Post by hlk Tue 02 Aug 2011, 13:31

KEMAMAN: Perwaja Holdings Bhd's upstream investment in an iron ore pelletisation plant will help save at least 15 per cent in production cost in the medium-term, said executive chairman Tan Sri Abu Sahid Mohamed.


He said the new plant will improve Perwaja's operational efficiency and reduce its dependency on imported iron ore pellets.

"Every year, we import two million tonnes of iron ore pellets from Brazil, Chile, Bahrain, Mexico and Sweden," Abu Sahid told visiting reporters after Terengganu Menteri Besar Datuk Seri Ahmad Said officiated at the pellet plant groundbreaking ceremony here, recently.

Also present at the briefing were Perwaja managing director Tan Sri Pheng Yin Huah and chief executive officer Datuk Henry Pheng Chin Guan.

Perwaja is borrowing RM200 million from RHB Bank, Standard Chartered and OCBC Bank to fund the RM400 million pelletisation plant in Kemaman.

The plant construction will be carried out in two phases. The plant will eventually be able to process 2.4 million tonnes of iron ore pellets annually.

In the first phase, the plant, which is scheduled to start operation by mid-2012, will have an annual capacity of 1.2 million tonnes. The second phase should be completed by the end of 2013.

Asked on the energy tariff hikes, Henry Pheng said Perwaja is paying the new rates.

"We're prepared for it. With the new pellet plant coming on stream a year from now, we should be able to bring down production costs," he added.

The government had, since June this year, raised electricity tariffs for industrial, commercial and domestic consumers by an average of 7.12 per cent. There is also a 20 per cent price hike for natural gas across industries.

Heavy gas users like some steel millers, who consume more than two mmscfd (million standard cu ft per day), now pay RM18.35 per mmBtu (million metric British thermal unit) instead of RM15.35/mmBtu previously.

Two years ago, Petroliam Nasional Bhd filed a court case against Perwaja for unpaid gas bills amounting to RM85.7 million plus interests. Perwaja, in its defence, said it had made full payment to Petronas based on international market natural gas price less the discount accorded by the government.

"While the court case is still pending judgement, we cannot speculate or comment on the old gas bills. Meanwhile, we continue to pay our electricity and gas bills at the new tariffs announced by the government," Henry Pheng said.

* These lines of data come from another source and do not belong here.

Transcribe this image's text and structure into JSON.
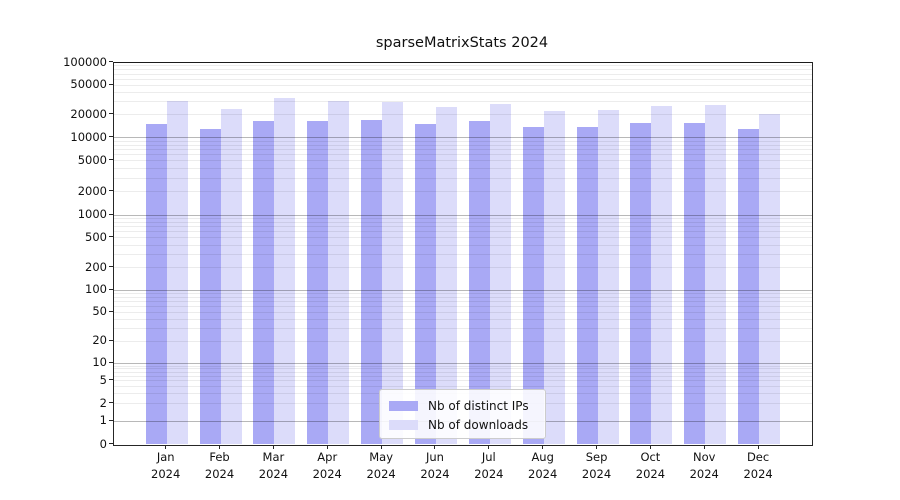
{
  "title": "sparseMatrixStats 2024",
  "chart_data": {
    "type": "bar",
    "title": "sparseMatrixStats 2024",
    "yscale": "symlog",
    "ylim": [
      0,
      100000
    ],
    "grid": "both",
    "legend_position": "lower center",
    "year": "2024",
    "categories": [
      "Jan",
      "Feb",
      "Mar",
      "Apr",
      "May",
      "Jun",
      "Jul",
      "Aug",
      "Sep",
      "Oct",
      "Nov",
      "Dec"
    ],
    "series": [
      {
        "name": "Nb of distinct IPs",
        "color": "#a9a9f5",
        "values": [
          15000,
          12900,
          16600,
          16600,
          17000,
          15300,
          16500,
          13900,
          14000,
          15800,
          15800,
          12900
        ]
      },
      {
        "name": "Nb of downloads",
        "color": "#dcdcfa",
        "values": [
          30600,
          23800,
          33900,
          30600,
          30000,
          25700,
          27700,
          22600,
          23000,
          26500,
          27100,
          20800
        ]
      }
    ],
    "y_tick_values": [
      0,
      1,
      2,
      5,
      10,
      20,
      50,
      100,
      200,
      500,
      1000,
      2000,
      5000,
      10000,
      20000,
      50000,
      100000
    ],
    "y_tick_labels": [
      "0",
      "1",
      "2",
      "5",
      "10",
      "20",
      "50",
      "100",
      "200",
      "500",
      "1000",
      "2000",
      "5000",
      "10000",
      "20000",
      "50000",
      "100000"
    ]
  }
}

Perwaja Holdings is 37 per cent owned by Kinsteel Bhd. Kinsteel controls 51 per cent of Gurun factories via Perfect Channel Sdn Bhd.

On whether Kinsteel has any plans to relocate the bulk of its steel milling operations in Kedah to Terengganu to cut transportation costs, Yin Huah, who is also managing director of Kinsteel said, "Two years ago, I was asked this question and the answer is there's no plant closure. We continue to operate as usual."

Henry Pheng, who is also Kinsteel chief executive officer, explained that the Gurun plant in Kedah, which employs 500 local skilled workers, halts production from time to time for safety maintenance, due to the government requirements.